Wednesday my Pitocin started at about 10:30am with a very low dosage, my contractions began, with the VR Goggles, my husband and doula counting the contractions, it appeared that everything was going as planned. Then the pain began to increase and the contractions became almost unbearable. I found out that our son was faced forward. I started to change positions and towards the end I wanted to ask for an epidural but I did not. Finally at 8:11pm I met him, and the next step was to move to our recovery room. Again with the strains on the hospital, we all had our masks on and we were even asked if we wanted to leave the hospital early. I declined, as I wanted to be sure that everything checked out. When my OB/GYN checked me I mentioned to her that I was sore and was not walking she suggested that I stay longer in the hospital. I declined and we checked out Friday, I did not want to be in the hospital knowing that there may be additional exposure to the virus.

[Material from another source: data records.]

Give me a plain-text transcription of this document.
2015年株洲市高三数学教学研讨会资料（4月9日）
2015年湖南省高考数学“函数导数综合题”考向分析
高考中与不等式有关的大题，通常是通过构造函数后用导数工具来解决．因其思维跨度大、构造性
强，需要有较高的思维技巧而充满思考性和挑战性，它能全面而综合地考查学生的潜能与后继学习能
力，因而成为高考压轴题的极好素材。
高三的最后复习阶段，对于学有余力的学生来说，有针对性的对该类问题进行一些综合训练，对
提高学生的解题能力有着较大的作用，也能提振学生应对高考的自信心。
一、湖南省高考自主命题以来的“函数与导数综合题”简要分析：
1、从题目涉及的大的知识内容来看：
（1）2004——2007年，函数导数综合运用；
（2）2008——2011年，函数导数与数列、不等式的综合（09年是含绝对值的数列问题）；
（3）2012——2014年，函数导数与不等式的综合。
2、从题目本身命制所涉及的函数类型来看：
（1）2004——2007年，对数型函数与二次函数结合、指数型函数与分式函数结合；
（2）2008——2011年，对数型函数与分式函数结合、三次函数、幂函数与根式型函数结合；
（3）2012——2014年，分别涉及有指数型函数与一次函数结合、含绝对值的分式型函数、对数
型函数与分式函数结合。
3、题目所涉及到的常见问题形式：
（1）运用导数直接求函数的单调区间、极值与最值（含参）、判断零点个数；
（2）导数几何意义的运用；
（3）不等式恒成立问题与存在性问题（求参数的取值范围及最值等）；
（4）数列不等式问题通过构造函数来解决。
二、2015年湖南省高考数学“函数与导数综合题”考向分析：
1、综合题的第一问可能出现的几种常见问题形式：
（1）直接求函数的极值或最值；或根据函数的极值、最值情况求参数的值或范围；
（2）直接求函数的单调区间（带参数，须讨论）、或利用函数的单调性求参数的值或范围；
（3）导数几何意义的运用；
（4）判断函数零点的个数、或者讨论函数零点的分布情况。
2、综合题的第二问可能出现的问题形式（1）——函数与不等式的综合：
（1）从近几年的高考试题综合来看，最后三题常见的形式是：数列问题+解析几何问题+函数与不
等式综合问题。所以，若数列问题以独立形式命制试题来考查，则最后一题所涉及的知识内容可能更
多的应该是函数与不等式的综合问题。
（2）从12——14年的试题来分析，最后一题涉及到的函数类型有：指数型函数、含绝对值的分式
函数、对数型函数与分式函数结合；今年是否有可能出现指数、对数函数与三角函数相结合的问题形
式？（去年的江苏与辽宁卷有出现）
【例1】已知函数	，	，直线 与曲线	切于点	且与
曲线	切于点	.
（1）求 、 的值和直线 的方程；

My postpartum healing and parenting are being affected by COVID-19 because I am way more cautious about germs, going out and doctor’s visits. I was concerned about our first pediatrician visit and almost canceled it because I did not want to be exposed to anything that may harm our son. Also, my husband was in charge of going to the grocery store and picking up food. We implemented additional daily routines, and several more showers.
Why did you choose to participate in this movement and share your story?
I decided to participate because I think that we do not talk enough and share enough stories. I think that this is a great platform to continue to inform parent(s) about the process. Especially during this time of uncertainty. We are also making history, I am excited to be able to add value during this time to assist other individuals who may have concerns. I am hoping that sharing my story will help them throughout their journey. I’ve been following this movement for almost a month and the stories have helped me throughout my journey, and I am looking forward to paying it forward by assisting others with their journey. Also, I love art and specifically photography as a medium. To me this is also a point in time to record where I am in life and owning my new body with confidence. I would have never thought to take a photo publicly showing my body, however, it may be motivations for others to own their bodies and have love for their body just the way it is.